Tot het einde van zijn leven bleef Landsteiner bloedgroepen onderzoeken en de chemie van antigenen, antilichamen en andere immunologische factoren die in het bloed voorkomen. Het was een van zijn grote verdiensten dat hij de chemie in dienst stelde van de serologie.
Streng in de eisen die hij aan zichzelf stelde, bezat Landsteiner een onvermoeibare energie. Gedurende zijn hele leven deed hij voortdurend waarnemingen op vele andere gebieden dan die waarop zijn hoofdwerk werd verricht (hij was bijvoorbeeld verantwoordelijk voor de invoering van donkerveldverlichting bij de studie van spirochaeten). Van nature enigszins pessimistisch, gaf hij er de voorkeur aan ver van de mensen te leven.
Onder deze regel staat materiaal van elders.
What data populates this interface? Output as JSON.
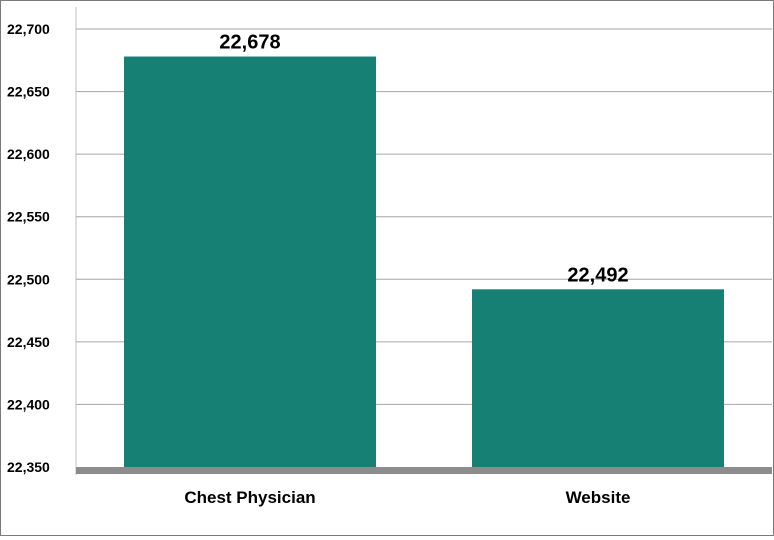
{
  "chart_data": {
    "type": "bar",
    "title": "",
    "xlabel": "",
    "ylabel": "",
    "categories": [
      "Chest Physician",
      "Website"
    ],
    "values": [
      22678,
      22492
    ],
    "value_labels": [
      "22,678",
      "22,492"
    ],
    "ylim": [
      22350,
      22700
    ],
    "yticks": [
      22350,
      22400,
      22450,
      22500,
      22550,
      22600,
      22650,
      22700
    ],
    "ytick_labels": [
      "22,350",
      "22,400",
      "22,450",
      "22,500",
      "22,550",
      "22,600",
      "22,650",
      "22,700"
    ],
    "grid": true,
    "legend": "none",
    "colors": {
      "bar": "#168074",
      "grid": "#a6a6a6",
      "baseline": "#8c8c8c",
      "text": "#000000"
    }
  }
}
Landsteiner trouwde in 1916 met Helen Wlasto. Uit dit huwelijk heeft Dr. E. Landsteiner een zoon.
In 1939 werd hij emeritus hoogleraar aan het Rockefeller Instituut, maar hij bleef even energiek werken als voorheen en hield gretig contact met de vooruitgang van de wetenschap. Het is kenmerkend voor hem dat hij stierf met een pipet in de hand. Op 24 juni 1943 kreeg hij een hartaanval in zijn laboratorium en overleed twee dagen later in het ziekenhuis van het Instituut waar hij zulk voortreffelijk werk had verricht.